İklim değişikliği: Çok fazla, çok yakın

İnsanlığın iklimle mücadelesinin nereye doğru evrileceği çok kritik bir eşik. Gezegeni, uçurumdan farklı bir yola yönlendirmek tamamen insanların kontrolünde olabilir oysa...

Uluslararası arenada iklim değişikliği kriziyle küresel anlamda mücadele edebilmek açısından 2015'te ortaya çıkan Paris İklim Anlaşması kritikti.
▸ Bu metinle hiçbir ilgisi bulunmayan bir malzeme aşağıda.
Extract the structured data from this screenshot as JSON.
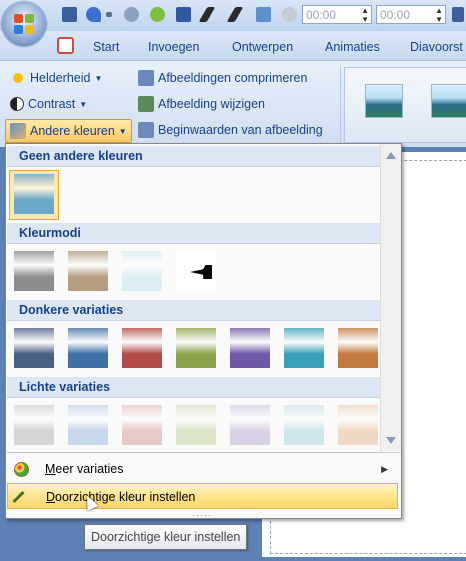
{
  "quick_access": {
    "time_start": "00:00",
    "time_end": "00:00",
    "icons": [
      "save-icon",
      "undo-icon",
      "redo-icon",
      "circle-icon",
      "picture-icon",
      "pen-icon",
      "pen-icon",
      "image-icon",
      "circle-icon"
    ]
  },
  "tabs": [
    "Start",
    "Invoegen",
    "Ontwerpen",
    "Animaties",
    "Diavoorst"
  ],
  "ribbon": {
    "adjust_left": [
      {
        "label": "Helderheid",
        "icon": "sun-icon"
      },
      {
        "label": "Contrast",
        "icon": "contrast-icon"
      },
      {
        "label": "Andere kleuren",
        "icon": "recolor-icon"
      }
    ],
    "adjust_right": [
      {
        "label": "Afbeeldingen comprimeren",
        "icon": "compress-icon"
      },
      {
        "label": "Afbeelding wijzigen",
        "icon": "change-picture-icon"
      },
      {
        "label": "Beginwaarden van afbeelding",
        "icon": "reset-picture-icon"
      }
    ]
  },
  "menu": {
    "sections": [
      {
        "title": "Geen andere kleuren",
        "swatches": [
          "#6aa7c9"
        ]
      },
      {
        "title": "Kleurmodi",
        "swatches": [
          "#8c8c8c",
          "#b59d82",
          "#dbeef5",
          "#000000"
        ]
      },
      {
        "title": "Donkere variaties",
        "swatches": [
          "#4a6183",
          "#3f6fa6",
          "#b04b47",
          "#8aa24a",
          "#7058a6",
          "#3aa0b6",
          "#c2793d"
        ]
      },
      {
        "title": "Lichte variaties",
        "swatches": [
          "#d5d5d5",
          "#c9d7ea",
          "#e7c9c6",
          "#dbe4c8",
          "#d9d1e6",
          "#cde6ec",
          "#f0d9c4"
        ]
      }
    ],
    "items": [
      {
        "label": "Meer variaties",
        "icon": "palette-icon"
      },
      {
        "label": "Doorzichtige kleur instellen",
        "icon": "eyedropper-icon"
      }
    ]
  },
  "tooltip": "Doorzichtige kleur instellen",
  "colors": {
    "accent_highlight": "#fcd46a",
    "ribbon_text": "#15428b",
    "slide_bg": "#5d81b5"
  }
}
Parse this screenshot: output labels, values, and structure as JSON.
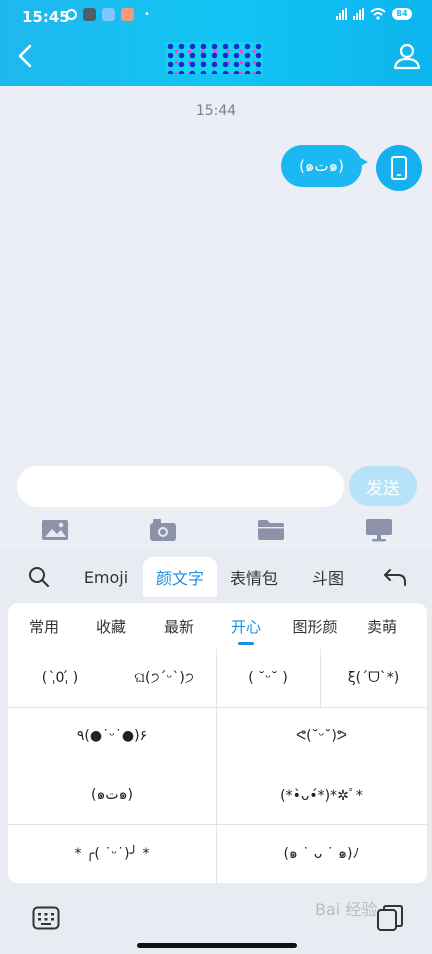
{
  "status_bar": {
    "time": "15:45",
    "battery": "84",
    "left_icons": [
      "alarm-icon",
      "app-icon",
      "app-icon",
      "app-icon"
    ],
    "right_icons": [
      "signal-icon",
      "signal-icon",
      "wifi-icon",
      "battery-icon"
    ]
  },
  "chat": {
    "timestamp": "15:44",
    "message": "(๑ت๑)"
  },
  "input": {
    "placeholder": "",
    "value": "",
    "send_label": "发送"
  },
  "tools": [
    "image-icon",
    "camera-icon",
    "folder-icon",
    "monitor-icon"
  ],
  "categories": {
    "emoji": "Emoji",
    "kaomoji": "颜文字",
    "stickers": "表情包",
    "doutu": "斗图",
    "selected": "颜文字"
  },
  "tabs": [
    "常用",
    "收藏",
    "最新",
    "开心",
    "图形颜",
    "卖萌"
  ],
  "selected_tab": "开心",
  "kaomoji": {
    "r1c1": "( ˌ̀0ˌ́ )",
    "r1c2": "ଘ(੭ˊᵕˋ)੭",
    "r1c3": "( ˘ᵕ˘ )",
    "r1c4": "ξ(´ᗜ`*)",
    "r2c1": "٩(●˙ᵕ˙●)۶",
    "r2c2": "ᕙ(˘ᵕ˘)ᕗ",
    "r3c1": "(๑ت๑)",
    "r3c2": "(*•̀ᴗ•́*)*✲ﾟ*",
    "r4c1": "*  ╭( ˙ᵕ˙)╯ *",
    "r4c2": "(๑ ˙ ᴗ ˙ ๑)ﾉ"
  },
  "watermark": "Bai 经验"
}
Onun ardından bir diğer kritik dönemeç ise geçen hafta Polonya'nın Katowice kentinde başlayan Birleşmiş Milletler İklim Değişikliği Çerçeve Sözleşmesi 24. Taraflar Konferansı yani nam-ı diğer COP 24. 

Gelecek hafta da sürecek toplantıların ardından, Paris İklim Anlaşması'nın hayata geçirilebilmesi için gereken ilkelerin karara bağlanması, anlaşmanın kuralla kitabının oluşturulabilmesi için kararlı adımların atılması bekleniyor. Yaklaşık 300 sayfayı bulan tekliflerin değerlendirilmesi ve Paris Anlaşması'nın temel kurallarını detaylandıran metnin son şeklini alması için önemli bir mesai harcanıyor.

Toplantıların çıktısı ne yönde olacak önümüzdeki günlerde göreceğiz, gerçek anlamda bir kurallar kitabına erişebilecek miyiz Polonya'daki gelişmeleri gelecek hafta daha detaylı şekilde aktarmaya çalışacağım. Diğer taraftan, iklim değişikliği krizi maalesef Polonya'dan çıkacak sonucu beklemiyor, dünyanın çivisini çoktan yerinden çıkardık bir kere...

Geçen hafta iklim krizinde hangi eşiklerde olduğumuza dair önemli birkaç makaleye denk geldim, Polonya'daki COP 24 bir yana biraz onlardan bahsetmek istiyorum.  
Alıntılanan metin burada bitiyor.